Home / Historia / Nasional

Selasa, 2 April 2024 - 22:41 WIB

Regu Pembunuh Hindia Belanda yang Mematikan

Marinir Belanda menginterogasi tentara TNI yang ditangkap, dekat Surabaya (Jawa Timur), Agustus 1948. Untuk melakukan tindakan ekstrem terhadap Republik, militer Belanda membentuk 'regu pembunuh'. Foto: Hugo Wilmar/Mariniersbrigade/NIMH/

Marinir Belanda menginterogasi tentara TNI yang ditangkap, dekat Surabaya (Jawa Timur), Agustus 1948. Untuk melakukan tindakan ekstrem terhadap Republik, militer Belanda membentuk 'regu pembunuh'. Foto: Hugo Wilmar/Mariniersbrigade/NIMH/

LinkkaMedia – Era revolusi kemerdekaan yang berlangsung 1945–1949 merupakan masa krisis bagi Indonesia. Belanda yang kembali setelah Perang Dunia II berupaya menegakkan kolonialisme kembali dengan berbagai upaya.

Upaya kekerasan diambil sebagai cara cepat untuk menghentikan perlawanan dari kalangan Republik Indonesia. Akan tetapi, diplomasi demi diplomasi diadakan yang kerap melibatkan sekutu Belanda dan PBB.

Belanda pun harus “bermain cantik” untuk mendapat dukungan, sembari menghentikan pemberontakan dengan cara keras dalam sejarah Indonesia.

Sejarawan Belanda Rémy Limpach mengungkap bahwa Kelompok Intelijen dan Keamanan (Inlichtingen- en Veiligheidsgroepen (IVG)) pernah menugaskan kelompok bersenjata yang mematikan.
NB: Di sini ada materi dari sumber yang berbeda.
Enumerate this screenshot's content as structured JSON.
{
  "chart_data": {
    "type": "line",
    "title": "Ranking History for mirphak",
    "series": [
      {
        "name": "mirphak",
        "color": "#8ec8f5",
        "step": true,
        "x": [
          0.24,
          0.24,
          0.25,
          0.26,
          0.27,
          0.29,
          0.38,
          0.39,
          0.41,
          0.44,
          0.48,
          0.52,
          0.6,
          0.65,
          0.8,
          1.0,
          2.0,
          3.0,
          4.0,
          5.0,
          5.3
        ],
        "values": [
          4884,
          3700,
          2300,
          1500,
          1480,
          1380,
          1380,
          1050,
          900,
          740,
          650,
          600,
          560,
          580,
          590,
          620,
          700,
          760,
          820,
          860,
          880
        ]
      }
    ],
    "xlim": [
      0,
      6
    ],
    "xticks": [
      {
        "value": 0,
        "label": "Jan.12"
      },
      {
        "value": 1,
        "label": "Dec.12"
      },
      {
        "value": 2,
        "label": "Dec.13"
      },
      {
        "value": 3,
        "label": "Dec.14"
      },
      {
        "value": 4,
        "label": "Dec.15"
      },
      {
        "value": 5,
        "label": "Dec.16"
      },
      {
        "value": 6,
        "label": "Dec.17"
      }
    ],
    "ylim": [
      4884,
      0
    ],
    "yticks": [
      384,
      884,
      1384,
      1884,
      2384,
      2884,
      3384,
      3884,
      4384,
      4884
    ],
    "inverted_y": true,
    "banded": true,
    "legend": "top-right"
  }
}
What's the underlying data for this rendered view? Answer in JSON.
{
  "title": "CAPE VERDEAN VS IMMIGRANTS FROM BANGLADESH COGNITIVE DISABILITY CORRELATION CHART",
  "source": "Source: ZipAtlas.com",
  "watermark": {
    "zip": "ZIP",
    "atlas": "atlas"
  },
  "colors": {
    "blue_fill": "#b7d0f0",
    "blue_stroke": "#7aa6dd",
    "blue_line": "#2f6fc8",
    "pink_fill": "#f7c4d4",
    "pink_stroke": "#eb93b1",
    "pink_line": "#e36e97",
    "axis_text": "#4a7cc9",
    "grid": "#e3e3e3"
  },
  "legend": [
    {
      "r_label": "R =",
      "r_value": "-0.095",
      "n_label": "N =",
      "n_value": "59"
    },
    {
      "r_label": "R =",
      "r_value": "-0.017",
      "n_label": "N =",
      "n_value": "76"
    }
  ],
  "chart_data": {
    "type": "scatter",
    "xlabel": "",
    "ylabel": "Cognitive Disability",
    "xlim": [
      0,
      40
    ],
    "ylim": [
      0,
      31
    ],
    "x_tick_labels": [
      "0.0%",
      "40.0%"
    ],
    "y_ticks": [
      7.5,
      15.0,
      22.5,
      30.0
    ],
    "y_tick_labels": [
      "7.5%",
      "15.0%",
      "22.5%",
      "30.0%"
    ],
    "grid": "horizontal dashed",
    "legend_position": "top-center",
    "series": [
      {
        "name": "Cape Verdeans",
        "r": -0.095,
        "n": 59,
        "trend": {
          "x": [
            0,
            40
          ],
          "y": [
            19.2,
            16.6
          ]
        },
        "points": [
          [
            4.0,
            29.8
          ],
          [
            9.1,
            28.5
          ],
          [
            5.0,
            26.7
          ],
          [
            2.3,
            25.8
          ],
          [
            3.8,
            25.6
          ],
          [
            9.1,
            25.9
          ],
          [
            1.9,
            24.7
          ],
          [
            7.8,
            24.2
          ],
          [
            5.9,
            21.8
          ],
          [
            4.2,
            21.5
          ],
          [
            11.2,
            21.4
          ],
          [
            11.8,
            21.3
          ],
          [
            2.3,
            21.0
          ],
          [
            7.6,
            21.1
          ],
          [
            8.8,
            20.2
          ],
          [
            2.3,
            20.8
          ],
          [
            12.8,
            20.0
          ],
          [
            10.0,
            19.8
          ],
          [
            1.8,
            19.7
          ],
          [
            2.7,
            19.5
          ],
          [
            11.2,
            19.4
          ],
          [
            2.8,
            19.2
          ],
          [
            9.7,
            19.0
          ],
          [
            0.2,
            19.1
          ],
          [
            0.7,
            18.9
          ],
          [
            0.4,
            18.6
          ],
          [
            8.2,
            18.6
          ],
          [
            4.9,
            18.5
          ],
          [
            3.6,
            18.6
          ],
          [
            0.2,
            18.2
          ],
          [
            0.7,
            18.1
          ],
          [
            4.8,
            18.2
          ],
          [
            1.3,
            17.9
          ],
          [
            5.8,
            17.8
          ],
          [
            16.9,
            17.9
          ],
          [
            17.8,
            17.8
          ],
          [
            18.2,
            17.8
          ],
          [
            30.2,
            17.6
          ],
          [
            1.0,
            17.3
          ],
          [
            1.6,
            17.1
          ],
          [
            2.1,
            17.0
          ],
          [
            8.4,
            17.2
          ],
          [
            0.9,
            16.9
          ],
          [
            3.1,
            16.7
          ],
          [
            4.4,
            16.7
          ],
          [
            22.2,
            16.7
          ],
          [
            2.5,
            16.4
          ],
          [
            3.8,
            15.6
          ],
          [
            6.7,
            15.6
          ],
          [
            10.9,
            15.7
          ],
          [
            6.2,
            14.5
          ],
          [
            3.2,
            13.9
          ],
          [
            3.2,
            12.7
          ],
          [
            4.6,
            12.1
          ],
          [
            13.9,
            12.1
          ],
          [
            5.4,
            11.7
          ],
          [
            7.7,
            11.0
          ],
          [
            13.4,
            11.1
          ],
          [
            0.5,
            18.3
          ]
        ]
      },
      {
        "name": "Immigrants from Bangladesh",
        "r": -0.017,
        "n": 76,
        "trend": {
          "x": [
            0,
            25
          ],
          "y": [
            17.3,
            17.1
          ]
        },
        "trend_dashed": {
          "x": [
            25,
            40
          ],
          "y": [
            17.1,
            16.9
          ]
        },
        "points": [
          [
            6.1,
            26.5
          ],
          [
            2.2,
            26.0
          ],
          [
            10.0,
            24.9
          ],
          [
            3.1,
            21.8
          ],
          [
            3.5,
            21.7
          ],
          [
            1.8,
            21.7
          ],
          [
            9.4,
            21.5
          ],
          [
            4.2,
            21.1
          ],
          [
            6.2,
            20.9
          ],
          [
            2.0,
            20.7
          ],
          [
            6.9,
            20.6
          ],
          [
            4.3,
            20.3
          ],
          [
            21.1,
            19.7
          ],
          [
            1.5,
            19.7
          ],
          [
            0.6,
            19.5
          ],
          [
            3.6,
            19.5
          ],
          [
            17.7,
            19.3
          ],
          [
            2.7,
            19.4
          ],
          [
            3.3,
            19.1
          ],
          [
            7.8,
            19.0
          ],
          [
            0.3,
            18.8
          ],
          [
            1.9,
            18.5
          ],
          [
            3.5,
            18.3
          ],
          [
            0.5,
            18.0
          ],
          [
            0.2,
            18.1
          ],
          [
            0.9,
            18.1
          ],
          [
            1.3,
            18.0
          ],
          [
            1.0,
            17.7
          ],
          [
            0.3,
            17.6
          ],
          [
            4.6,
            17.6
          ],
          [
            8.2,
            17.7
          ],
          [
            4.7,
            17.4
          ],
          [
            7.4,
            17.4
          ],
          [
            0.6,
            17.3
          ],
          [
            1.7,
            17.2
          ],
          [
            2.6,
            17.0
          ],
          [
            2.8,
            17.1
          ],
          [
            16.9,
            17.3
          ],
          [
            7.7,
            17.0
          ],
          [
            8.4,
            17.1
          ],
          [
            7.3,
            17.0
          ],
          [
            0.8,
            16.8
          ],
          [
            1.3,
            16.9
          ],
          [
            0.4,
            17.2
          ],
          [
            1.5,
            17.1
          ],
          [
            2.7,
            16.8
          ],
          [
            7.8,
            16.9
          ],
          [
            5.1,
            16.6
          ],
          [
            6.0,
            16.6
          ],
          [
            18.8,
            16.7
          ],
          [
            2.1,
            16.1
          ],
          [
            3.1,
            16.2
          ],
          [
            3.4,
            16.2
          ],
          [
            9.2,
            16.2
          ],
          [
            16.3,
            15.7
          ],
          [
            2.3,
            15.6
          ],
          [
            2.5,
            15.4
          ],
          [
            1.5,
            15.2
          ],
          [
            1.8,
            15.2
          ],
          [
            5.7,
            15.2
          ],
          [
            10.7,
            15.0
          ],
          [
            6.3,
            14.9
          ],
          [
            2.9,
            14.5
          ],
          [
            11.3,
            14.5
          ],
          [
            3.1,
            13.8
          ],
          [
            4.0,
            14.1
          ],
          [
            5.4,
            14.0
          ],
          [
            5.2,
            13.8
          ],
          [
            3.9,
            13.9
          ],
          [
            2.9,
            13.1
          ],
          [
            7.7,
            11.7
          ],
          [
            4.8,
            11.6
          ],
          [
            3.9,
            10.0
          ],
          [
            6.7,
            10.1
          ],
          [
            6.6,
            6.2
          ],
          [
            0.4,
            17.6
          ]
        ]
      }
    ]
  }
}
Limpach menyebutnya sebagai “regu pembunuh” yang berfungsi meredam perlawanan revolusi kemerdekaan. Dalam buku Tasten in het duister mengungkapkan, regu ini sering melakukan penyiksaan dalam dinasnya.

“Regu pembunuh” tidak hanya membunuh gerombolan perlawanan dari kalangan Indonesia, melainkan juga menghukum berbagai orang yang dinilai terlibat dalam spionase, sabotase, atau tindakan subversif yang mengancam Belanda.

Sebagian besar aktif di Jawa Barat dan Jawa Timur. Di Jawa Timur sendiri, regu ini dibentuk oleh Brigadir Marinir Dinas Keamanan (Veiligheidsdienst Mariniersbrigade (VDMB)).

Di daerah lain dalam sejarah Indonesia, jejak aktivitas yang berhubungan dengan “regu pembunuh” ini juga ada. Limpach menyingkap indikasi aktivitas mereka secara aktif di Jawa Tengah dan Sumatra Barat, walau hanya sedikit arsip yang mendokumentasikannya.

Regu ini aktif dalam senyap. Mereka tidak menerima instruksi rinci, sehingga aktivitas mereka nyaris luput dalam penelusuran sejarah. Limpach dalam bukunya menyingkap bahwa mereka kadang-kadang diperintahkan untuk membunuh individu tertentu atau gerilyawan.

“Keinginan imperium Belanda untuk memulihkan Pax Neerlandica pada prinsipnya adalah dasar dari semua tindakan kekerasan (walaupun hal itu bukanlah izin bagi Republik untuk menggunakan kekerasan ekstrem),” tulis Limpach.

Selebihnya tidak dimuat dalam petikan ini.